"How Do I Test It?" Proof Key for Code Exchange by OAuth2 Public Clients

Having adapted an example OpenID Connect server (built in Rails) to a production system, I need to add PKCE support so that it could be used securely to allow mobile systems to log in. OAuth2 (and therefore OpenID-Connect) isn't considered as secure on mobile devices because rogue applications on the mobile device can hijack the authorization code.

Here I'll try to describe the thought process that goes into not the implementation, but the interpretation of the spec into a set of tests that will allow us to be reasonably confident that mobile clients will be able to connect. (Pleasingly, the first time the mobile integrators tried to connect with PKCE it worked perfectly, both with errors and successful paths).

My implementation is in Ruby, of course, and my tests will be in RSpec with expectations, so some of the language might not be generic but the concepts should map to other languages / frameworks. I've marked the actual tests I needed in yellow with the word TEST: in front of them.

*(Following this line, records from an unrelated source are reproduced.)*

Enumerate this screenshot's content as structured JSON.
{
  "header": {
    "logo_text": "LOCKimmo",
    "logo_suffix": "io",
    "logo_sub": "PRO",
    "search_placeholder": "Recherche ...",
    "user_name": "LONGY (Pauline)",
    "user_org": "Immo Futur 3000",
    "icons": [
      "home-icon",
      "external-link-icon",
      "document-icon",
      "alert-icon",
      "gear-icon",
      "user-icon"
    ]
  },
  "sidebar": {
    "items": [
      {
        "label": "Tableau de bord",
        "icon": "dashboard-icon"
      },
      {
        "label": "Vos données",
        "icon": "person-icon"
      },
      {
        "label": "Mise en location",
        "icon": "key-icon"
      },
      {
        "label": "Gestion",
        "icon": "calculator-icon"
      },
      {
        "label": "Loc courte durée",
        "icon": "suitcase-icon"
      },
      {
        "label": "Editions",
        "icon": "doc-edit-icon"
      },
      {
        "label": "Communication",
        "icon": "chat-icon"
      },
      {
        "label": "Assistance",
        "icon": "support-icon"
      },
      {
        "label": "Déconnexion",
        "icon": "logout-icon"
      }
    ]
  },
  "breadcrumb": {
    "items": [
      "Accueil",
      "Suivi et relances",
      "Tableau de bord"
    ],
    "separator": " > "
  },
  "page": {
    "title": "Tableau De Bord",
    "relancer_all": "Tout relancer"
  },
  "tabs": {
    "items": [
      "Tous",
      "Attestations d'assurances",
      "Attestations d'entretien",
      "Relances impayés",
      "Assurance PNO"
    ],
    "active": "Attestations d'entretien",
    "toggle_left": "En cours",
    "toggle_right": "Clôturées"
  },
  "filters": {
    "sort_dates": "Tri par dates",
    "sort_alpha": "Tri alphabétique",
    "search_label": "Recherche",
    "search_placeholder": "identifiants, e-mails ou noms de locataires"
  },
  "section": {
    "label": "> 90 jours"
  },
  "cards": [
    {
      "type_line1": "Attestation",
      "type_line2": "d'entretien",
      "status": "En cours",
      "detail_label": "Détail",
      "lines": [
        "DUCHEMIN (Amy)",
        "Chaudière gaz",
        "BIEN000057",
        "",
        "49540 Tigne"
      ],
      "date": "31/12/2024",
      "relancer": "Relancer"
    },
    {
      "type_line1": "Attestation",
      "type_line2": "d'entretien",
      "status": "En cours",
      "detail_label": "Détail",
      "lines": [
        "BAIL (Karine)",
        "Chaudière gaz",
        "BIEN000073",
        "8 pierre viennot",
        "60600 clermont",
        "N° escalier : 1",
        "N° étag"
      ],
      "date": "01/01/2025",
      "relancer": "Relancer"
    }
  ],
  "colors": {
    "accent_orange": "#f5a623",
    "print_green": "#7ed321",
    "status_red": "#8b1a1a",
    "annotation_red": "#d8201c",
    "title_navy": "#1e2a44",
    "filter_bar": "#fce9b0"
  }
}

We'll be working from the spec here: https://tools.ietf.org/html/rfc7636

First of all, take a quick read through of it, so that we understand the basic reason for the extension, and roughtly how it works. Then we'll go through it again, pointing out where the spec requires and suggests tests. If you're reading this you can have the spec open in another tab or window or on a completely new screen if you're fancy or on some paper if you're reading this in 1997.

We can skip over the introduction, which is essentially a what not to do - it's describing the attack procedure, but if we've implemented correctly that won't be possible. So the first section of the spec that we should pay close attention to is:

1.1 Protocol Flow

There's a diagram here showing the correct flow. We can see that there are two request/response actions listed on the diagram, A+B and C+D. Since we're writing tests for the server, we need to make the requests A and C, and apply our expectations to the responses B and D.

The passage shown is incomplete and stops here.